What was going to be just a small get-together turned into something much more than that.
What was probably going to be a reunion for those who stayed near the area spread its reach across the country.
The players came from California, Nevada, Arizona, New Mexico, Colorado, Florida, Ohio, North Carolina, New Jersey and even as close as Glen Wild and Monticello all to meet friends they thought they would never have a chance to see again.
The 1954 manager of the Little League Yankees, Bob Findling, didnt have to travel far, but would have been willing to walk a thousand miles to be at the event.
Findling, now 93-and-a-half-years-young, was born in Lyndhurst, NJ, was raised in the Bronx, and has lived in Fallsburg for the last 70 years.
An avid New York Yankees fan, Findling says that his team of Yankees always won, just like the Major League team. I got my baseball education from Lou Gehrig and Babe Ruth.
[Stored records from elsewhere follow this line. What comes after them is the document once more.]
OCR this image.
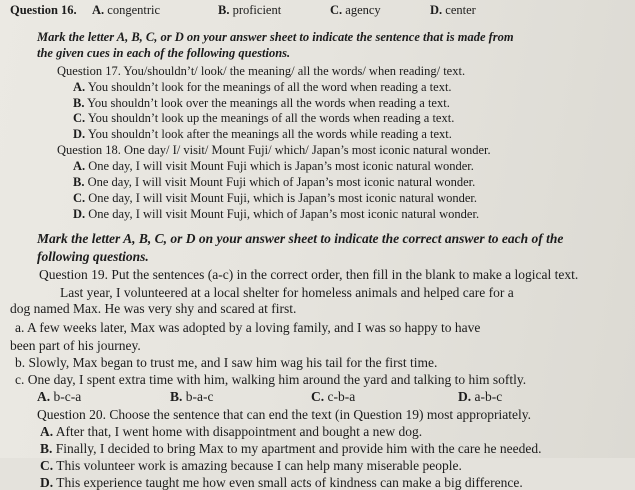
Question 16. A. congentric	B. proficient	C. agency	D. center
Mark the letter A, B, C, or D on your answer sheet to indicate the sentence that is made from
the given cues in each of the following questions.
Question 17. You/shouldn’t/ look/ the meaning/ all the words/ when reading/ text.
A. You shouldn’t look for the meanings of all the word when reading a text.
B. You shouldn’t look over the meanings all the words when reading a text.
C. You shouldn’t look up the meanings of all the words when reading a text.
D. You shouldn’t look after the meanings all the words while reading a text.
Question 18. One day/ I/ visit/ Mount Fuji/ which/ Japan’s most iconic natural wonder.
A. One day, I will visit Mount Fuji which is Japan’s most iconic natural wonder.
B. One day, I will visit Mount Fuji which of Japan’s most iconic natural wonder.
C. One day, I will visit Mount Fuji, which is Japan’s most iconic natural wonder.
D. One day, I will visit Mount Fuji, which of Japan’s most iconic natural wonder.
Mark the letter A, B, C, or D on your answer sheet to indicate the correct answer to each of the
following questions.
Question 19. Put the sentences (a-c) in the correct order, then fill in the blank to make a logical text.
Last year, I volunteered at a local shelter for homeless animals and helped care for a
dog named Max. He was very shy and scared at first.
a. A few weeks later, Max was adopted by a loving family, and I was so happy to have
been part of his journey.
b. Slowly, Max began to trust me, and I saw him wag his tail for the first time.
c. One day, I spent extra time with him, walking him around the yard and talking to him softly.
A. b-c-a	B. b-a-c	C. c-b-a	D. a-b-c
Question 20. Choose the sentence that can end the text (in Question 19) most appropriately.
A. After that, I went home with disappointment and bought a new dog.
B. Finally, I decided to bring Max to my apartment and provide him with the care he needed.
C. This volunteer work is amazing because I can help many miserable people.
D. This experience taught me how even small acts of kindness can make a big difference.
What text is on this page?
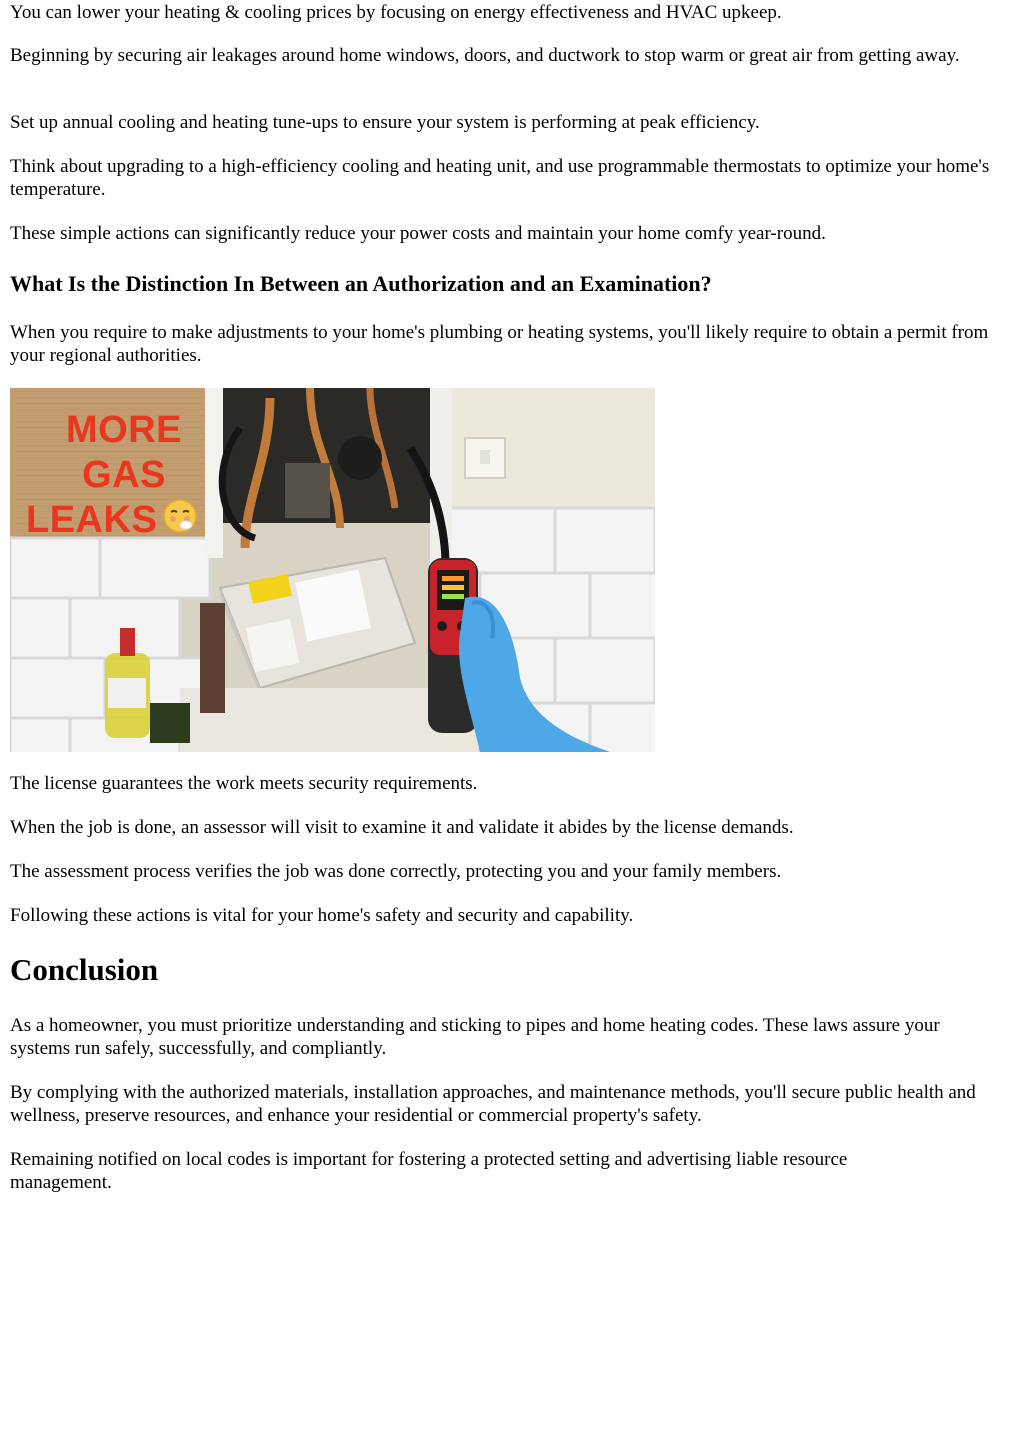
You can lower your heating & cooling prices by focusing on energy effectiveness and HVAC upkeep.

Beginning by securing air leakages around home windows, doors, and ductwork to stop warm or great air from getting away.

Set up annual cooling and heating tune-ups to ensure your system is performing at peak efficiency.

Think about upgrading to a high-efficiency cooling and heating unit, and use programmable thermostats to optimize your home's temperature.

These simple actions can significantly reduce your power costs and maintain your home comfy year-round.

What Is the Distinction In Between an Authorization and an Examination?

When you require to make adjustments to your home's plumbing or heating systems, you'll likely require to obtain a permit from your regional authorities.

MORE
GAS
LEAKS

The license guarantees the work meets security requirements.

When the job is done, an assessor will visit to examine it and validate it abides by the license demands.

The assessment process verifies the job was done correctly, protecting you and your family members.

Following these actions is vital for your home's safety and security and capability.

Conclusion

As a homeowner, you must prioritize understanding and sticking to pipes and home heating codes. These laws assure your systems run safely, successfully, and compliantly.

By complying with the authorized materials, installation approaches, and maintenance methods, you'll secure public health and wellness, preserve resources, and enhance your residential or commercial property's safety.

Remaining notified on local codes is important for fostering a protected setting and advertising liable resource management.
His players, now, are a little older, a little wiser and a little bit harder to recognize.
Its hard to forget those memories, but I havent seen some of these kids since they were 8, 9, maybe 10 years old. I guess Ive grown up too, though.
Findling was overjoyed to be in a room of living, breathing memories of yesterday.
I think this is one of the better days of my life, he remarked.
He said later on that his wife Sally, who is now deceased, deserves just as much credit for the success of the team as he does.
It was she, Findling said, that went out collecting money for uniforms and food and all the other necessities for a Little League team, and she that gave her support from the sidelines if he couldnt make it to a game.
Findling was surprised at the turnout of the event, and was pleased at what his players had turned into.
I see kids, he said, that are men now, some of them are grandfathers.
Some of them are also teachers.
And Little League coaches.
Ward Young, the first president of the Fallsburgh Little League, who also became the principal of the Fallsburg High School, now lives in New Mexico, just north of Albuquerque in a town called Corrales.
Young makes his living as a doctor and said that he has swapped his baseball bat for a golf club, but still has a special place in his heart for baseball.
And to travel a few thousand miles, he must have a special place for his old teammates as well, especially when he revealed what it took to get him to make the trip.
I got a call from [the coordinator Shelly] Fox. Thats all it took, Young explained.
He said that after spending so many years in Fallsburg and making so many friends, he couldnt pass up the opportunity.
Its not every day you get to see all of your old friends and renew those friendships or to see what has become of them.
You see these kids when theyre 10 years old. Now theyre heart surgeons and who knows what else.
The best part of aging and seeing these friends, Young said, is that, The older we get, the better we were.
Yes, these ex-baseball stars will probably never again get to put on those uniforms, or get to taste one of those 10-cent hot dogs.
They can, however, relive their youths through memories, anecdotes and pictures.
Bob Kunis, one of the speakers at the ceremony, noted Someone once said that its impossible to get your youth back, but this evening is as close as we can come to it.